I risultati ottenuti sul tessuto artificiale sono stati promettenti in tre dei casi, ma sono necessarie ulteriori ricerche per sapere se potrebbe funzionare e quali tipi di estratti di cannabis potrebbero funzionare. Il fatto che uno dei sette estratti di cannabis avesse un effetto controproducente sull’infiammazione ha avvertito i ricercatori che, a seconda della varietà utilizzata, si potrebbero innescare effetti positivi o negativi.
“Questa è una scoperta molto importante che dimostra che la cannabis non è generica. In effetti, i ceppi hanno profili cannabinoidi e terpenici unici che possono migliorarsi a vicenda e quindi estratti di ceppi diversi possono avere proprietà medicinali diverse, anche se le proporzioni dei principali cannabinoidi (THC e CBD) sono simili. Pertanto, ogni varietà di C. sativa deve essere attentamente valutata per le sue proprietà medicinali “, afferma lo studio.
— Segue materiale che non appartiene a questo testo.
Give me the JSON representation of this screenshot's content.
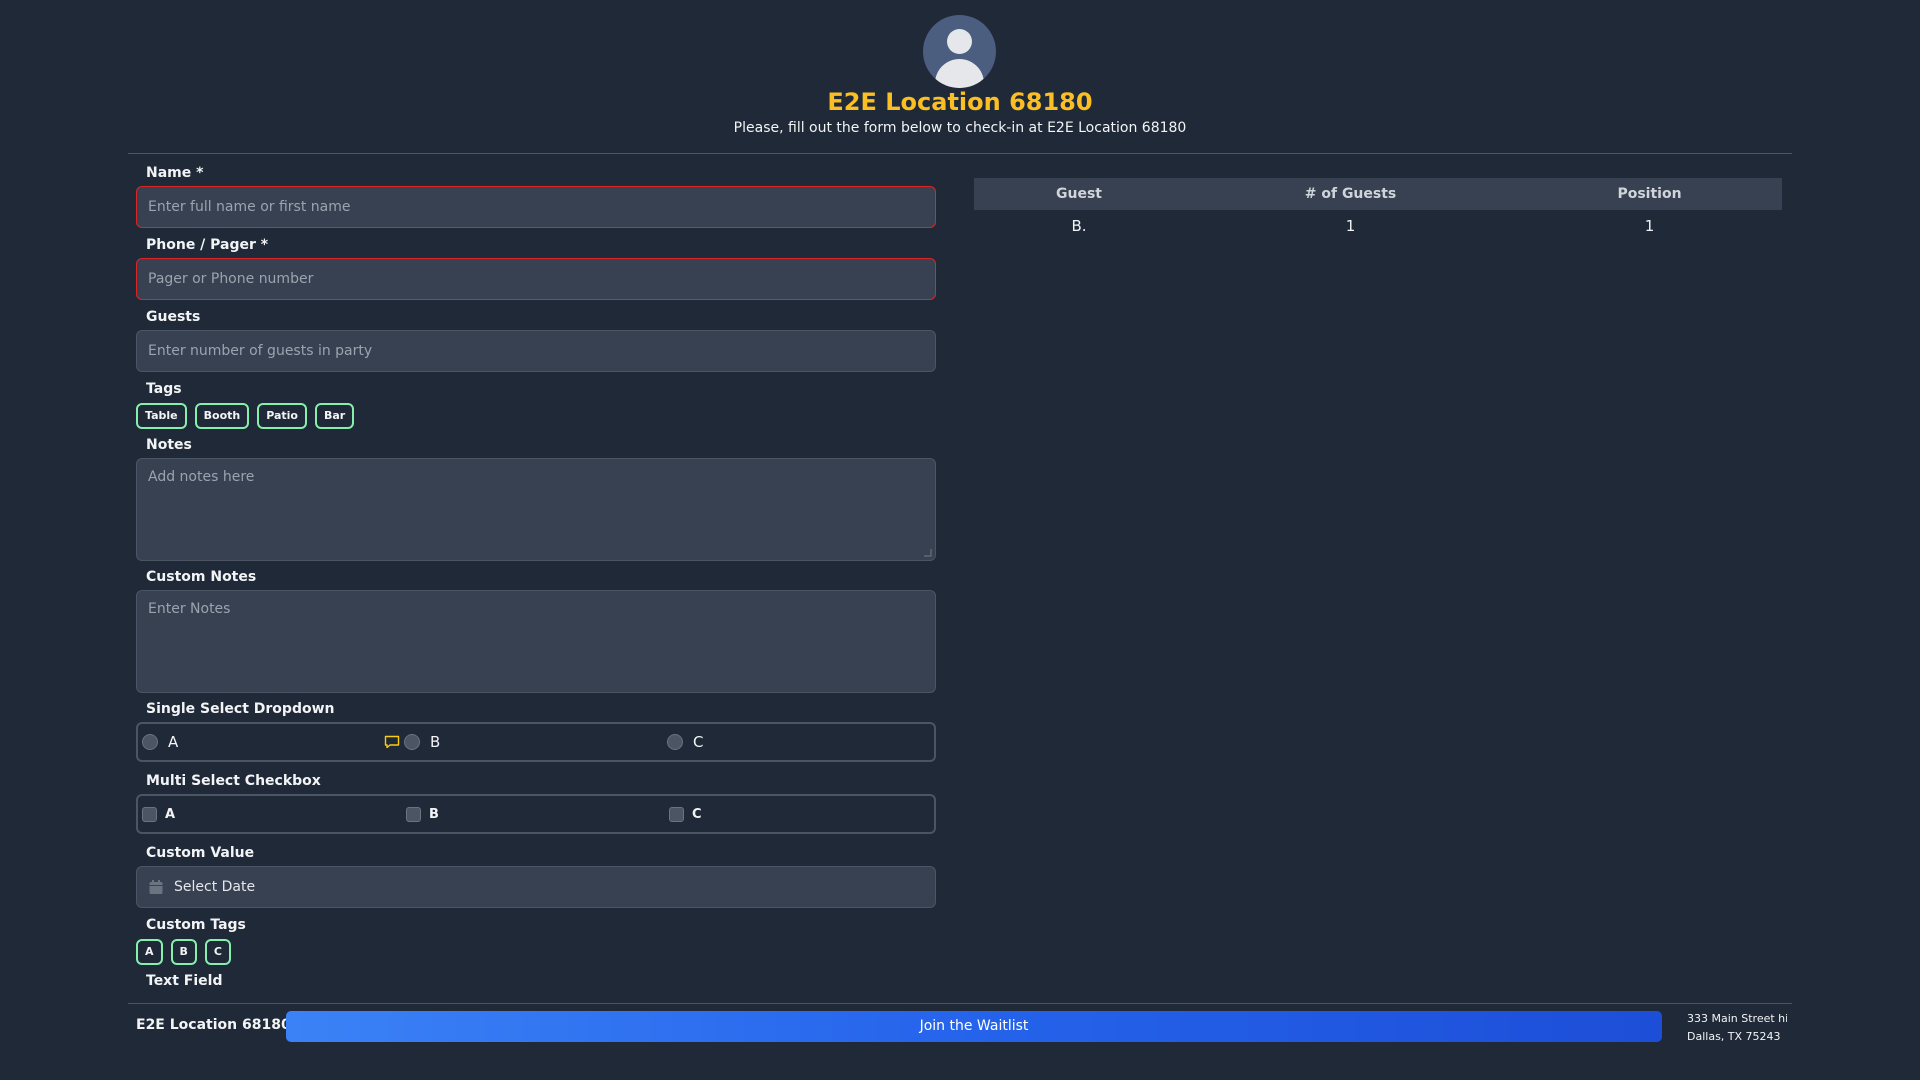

Gli autori riconoscono che i risultati dello studio sono limitati, tra l’altro per aver utilizzato un modello di pelle artificiale non del tutto conforme a quello dei polmoni, e per aver provocato l’infiammazione dei tessuti con i raggi ultravioletti invece che con il virus SARS -CoV2. “Sarebbe importante replicare i dati nei modelli di tessuto epiteliale e alveolare delle vie aeree e utilizzare il virus SARS-CoV2 o i suoi componenti per indurre l’infiammazione”, affermano le conclusioni dello studio. “Inoltre, lo studio è stato sviluppato per analizzare gli effetti delle applicazioni di cannabis medica e della cannabis non fumata”, afferma l’articolo pubblicato sulla rivista biomedica Aging e condotto da ricercatori canadesi.